Linkerd is a lightweight service mesh that adds reliability, security, and observability to Kubernetes applications without code changes. But once Linkerd is deployed, how do you actually monitor it? According to the CNCF’s 2024 Annual Survey, 56% of organizations now run service mesh in production, making service mesh observability a critical capability for teams at scale.
This guide covers what Linkerd monitoring is, how Linkerd’s telemetry pipeline works, what metrics you should track, and how to set up full-stack observability that connects service mesh data with application traces, logs, and infrastructure health. We’ll also compare native Linkerd tooling with third-party platforms and show what production teams actually monitor to catch issues before they reach users.
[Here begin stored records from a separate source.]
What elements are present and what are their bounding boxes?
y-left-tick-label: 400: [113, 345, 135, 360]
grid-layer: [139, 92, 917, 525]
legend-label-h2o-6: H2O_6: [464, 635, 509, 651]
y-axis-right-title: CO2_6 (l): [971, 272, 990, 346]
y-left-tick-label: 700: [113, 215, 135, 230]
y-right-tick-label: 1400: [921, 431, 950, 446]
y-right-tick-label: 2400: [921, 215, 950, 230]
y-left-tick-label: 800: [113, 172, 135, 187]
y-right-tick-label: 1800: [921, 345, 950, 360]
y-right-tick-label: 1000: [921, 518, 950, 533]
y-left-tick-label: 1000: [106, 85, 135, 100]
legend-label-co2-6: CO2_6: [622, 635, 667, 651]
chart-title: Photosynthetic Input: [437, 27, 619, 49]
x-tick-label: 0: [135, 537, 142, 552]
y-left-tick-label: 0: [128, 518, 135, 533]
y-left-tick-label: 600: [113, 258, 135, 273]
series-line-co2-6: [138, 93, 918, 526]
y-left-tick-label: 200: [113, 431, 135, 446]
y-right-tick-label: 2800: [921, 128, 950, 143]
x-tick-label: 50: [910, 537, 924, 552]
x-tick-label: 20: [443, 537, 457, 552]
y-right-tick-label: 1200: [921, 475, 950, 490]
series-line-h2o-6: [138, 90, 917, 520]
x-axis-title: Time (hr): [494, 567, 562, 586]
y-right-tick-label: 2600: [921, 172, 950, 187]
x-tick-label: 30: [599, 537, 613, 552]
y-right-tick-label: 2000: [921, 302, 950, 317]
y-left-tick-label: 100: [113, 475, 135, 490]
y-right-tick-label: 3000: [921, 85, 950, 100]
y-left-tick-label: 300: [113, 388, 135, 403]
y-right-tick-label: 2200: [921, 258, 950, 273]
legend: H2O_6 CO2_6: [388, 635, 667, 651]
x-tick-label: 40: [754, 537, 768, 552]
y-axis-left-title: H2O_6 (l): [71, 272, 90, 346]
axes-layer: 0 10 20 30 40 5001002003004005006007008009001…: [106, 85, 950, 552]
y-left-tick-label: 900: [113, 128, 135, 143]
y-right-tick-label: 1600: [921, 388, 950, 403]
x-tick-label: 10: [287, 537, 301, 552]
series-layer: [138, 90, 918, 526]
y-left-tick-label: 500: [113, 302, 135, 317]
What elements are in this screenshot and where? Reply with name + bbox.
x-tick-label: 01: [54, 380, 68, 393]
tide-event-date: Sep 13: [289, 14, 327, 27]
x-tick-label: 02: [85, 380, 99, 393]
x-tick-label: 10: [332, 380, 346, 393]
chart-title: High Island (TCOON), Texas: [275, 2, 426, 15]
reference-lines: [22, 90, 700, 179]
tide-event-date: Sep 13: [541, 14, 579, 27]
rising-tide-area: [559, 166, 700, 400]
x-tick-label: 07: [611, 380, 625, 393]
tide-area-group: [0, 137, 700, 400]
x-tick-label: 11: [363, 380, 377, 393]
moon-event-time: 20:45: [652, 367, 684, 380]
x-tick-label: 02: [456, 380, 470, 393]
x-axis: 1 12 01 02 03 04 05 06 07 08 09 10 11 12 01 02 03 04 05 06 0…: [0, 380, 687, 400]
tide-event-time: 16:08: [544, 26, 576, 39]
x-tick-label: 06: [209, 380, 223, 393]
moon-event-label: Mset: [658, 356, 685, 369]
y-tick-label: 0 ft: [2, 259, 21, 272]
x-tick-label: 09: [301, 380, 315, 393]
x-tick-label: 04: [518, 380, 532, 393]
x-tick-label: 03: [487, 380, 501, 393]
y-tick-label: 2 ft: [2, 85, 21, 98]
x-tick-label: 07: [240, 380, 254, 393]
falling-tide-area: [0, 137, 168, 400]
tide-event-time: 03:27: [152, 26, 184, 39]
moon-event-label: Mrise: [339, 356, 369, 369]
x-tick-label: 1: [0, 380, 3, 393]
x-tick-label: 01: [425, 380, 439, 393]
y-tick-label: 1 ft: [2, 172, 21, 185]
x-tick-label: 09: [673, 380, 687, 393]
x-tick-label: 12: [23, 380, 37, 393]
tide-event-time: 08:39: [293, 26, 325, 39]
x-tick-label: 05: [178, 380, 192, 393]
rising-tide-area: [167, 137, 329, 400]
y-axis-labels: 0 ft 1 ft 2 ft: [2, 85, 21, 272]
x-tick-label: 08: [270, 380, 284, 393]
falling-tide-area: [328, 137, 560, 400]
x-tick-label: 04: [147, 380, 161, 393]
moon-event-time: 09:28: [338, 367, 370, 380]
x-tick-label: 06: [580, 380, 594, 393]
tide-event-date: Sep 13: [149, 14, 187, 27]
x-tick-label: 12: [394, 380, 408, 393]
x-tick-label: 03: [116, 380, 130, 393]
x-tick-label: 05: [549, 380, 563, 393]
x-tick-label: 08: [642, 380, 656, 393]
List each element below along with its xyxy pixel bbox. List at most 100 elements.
What Is Linkerd Monitoring?
Linkerd monitoring is the practice of tracking the runtime behavior of a Linkerd service mesh including proxy health, traffic success rates, latencies, request volumes, and control plane stability to detect performance degradation, misconfigurations, or security violations before they impact end users.
Unlike traditional application monitoring that observes what happens inside your code, Linkerd monitoring observes what happens between your services. Every HTTP, HTTP/2, gRPC, and TCP connection that flows through Linkerd’s data plane proxy generates telemetry automatically. You get visibility into service to service communication patterns without instrumenting a single line of application code.
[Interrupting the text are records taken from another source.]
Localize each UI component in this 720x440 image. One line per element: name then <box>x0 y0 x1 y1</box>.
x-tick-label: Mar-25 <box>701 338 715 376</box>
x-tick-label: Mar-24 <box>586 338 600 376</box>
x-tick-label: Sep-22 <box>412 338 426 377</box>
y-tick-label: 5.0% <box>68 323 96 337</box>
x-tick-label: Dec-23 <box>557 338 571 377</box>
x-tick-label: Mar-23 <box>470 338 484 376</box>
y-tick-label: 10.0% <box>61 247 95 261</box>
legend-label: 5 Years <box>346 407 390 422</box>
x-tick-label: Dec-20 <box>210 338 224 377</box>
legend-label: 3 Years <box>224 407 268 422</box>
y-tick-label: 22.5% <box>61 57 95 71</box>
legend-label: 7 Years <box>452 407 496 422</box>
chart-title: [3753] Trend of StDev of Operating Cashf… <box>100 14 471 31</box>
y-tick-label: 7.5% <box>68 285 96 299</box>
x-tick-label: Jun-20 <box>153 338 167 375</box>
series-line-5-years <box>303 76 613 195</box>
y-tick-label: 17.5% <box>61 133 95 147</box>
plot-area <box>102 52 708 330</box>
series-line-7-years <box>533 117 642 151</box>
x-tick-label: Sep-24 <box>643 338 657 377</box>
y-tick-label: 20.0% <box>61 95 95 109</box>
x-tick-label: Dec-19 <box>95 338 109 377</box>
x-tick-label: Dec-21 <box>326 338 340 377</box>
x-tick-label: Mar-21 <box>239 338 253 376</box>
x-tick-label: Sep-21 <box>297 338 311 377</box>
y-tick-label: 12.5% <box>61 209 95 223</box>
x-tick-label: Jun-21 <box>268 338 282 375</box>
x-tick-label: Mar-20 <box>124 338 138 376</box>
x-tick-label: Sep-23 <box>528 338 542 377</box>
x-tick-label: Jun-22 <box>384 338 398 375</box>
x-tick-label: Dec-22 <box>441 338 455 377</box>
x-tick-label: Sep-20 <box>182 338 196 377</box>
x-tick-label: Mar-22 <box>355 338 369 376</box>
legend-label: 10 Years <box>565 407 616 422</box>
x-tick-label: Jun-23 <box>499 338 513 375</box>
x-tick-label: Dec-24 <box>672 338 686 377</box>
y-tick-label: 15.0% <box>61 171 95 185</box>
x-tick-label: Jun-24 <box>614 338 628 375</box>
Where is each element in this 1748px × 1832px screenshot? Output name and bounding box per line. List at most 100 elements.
Linkerd provides this telemetry through its built-in Prometheus instance, which scrapes metrics from every sidecar proxy deployed alongside your pods. These metrics cover request success rates, latencies, traffic volumes, and connection states at the service, route, and backend level. For most teams, this is the starting point for monitoring a service mesh in production.
How Linkerd Monitoring Works
Linkerd’s monitoring system is built into its architecture and works in three layers: the data plane, the control plane, and the observability extension called Viz.
When you deploy Linkerd, every pod that gets meshed receives a lightweight proxy sidecar. This proxy intercepts all inbound and outbound traffic for that pod. As traffic flows through the proxy, it emits real time metrics about latency, success rate, request count, and connection state. These metrics are exposed in Prometheus format at each proxy’s metrics endpoint.
The Linkerd control plane runs services like the destination service, identity service, and proxy injector in the linkerd namespace. These components also expose metrics about their own health and operation.
To access Linkerd’s full monitoring stack, you install the Viz extension using linkerd viz install | kubectl apply -f -. This extension deploys four components into the linkerd-viz namespace: a Prometheus instance to scrape and store metrics, a metrics-api service to query those metrics, a tap service for live traffic inspection, and a web dashboard for visualization.
Prometheus scrapes metrics from all proxies and control plane components every few seconds. The metrics-api service queries Prometheus and exposes the data through Linkerd’s CLI and dashboard. The tap service streams live request data for real time debugging. The web component renders this data in the Linkerd dashboard UI.
This stack works out of the box and requires no configuration. Golden metrics are available immediately after installation. But the built-in Prometheus instance stores only 6 hours of metrics and does not persist data across pod restarts. For production use, teams typically export Linkerd metrics to a long term observability platform.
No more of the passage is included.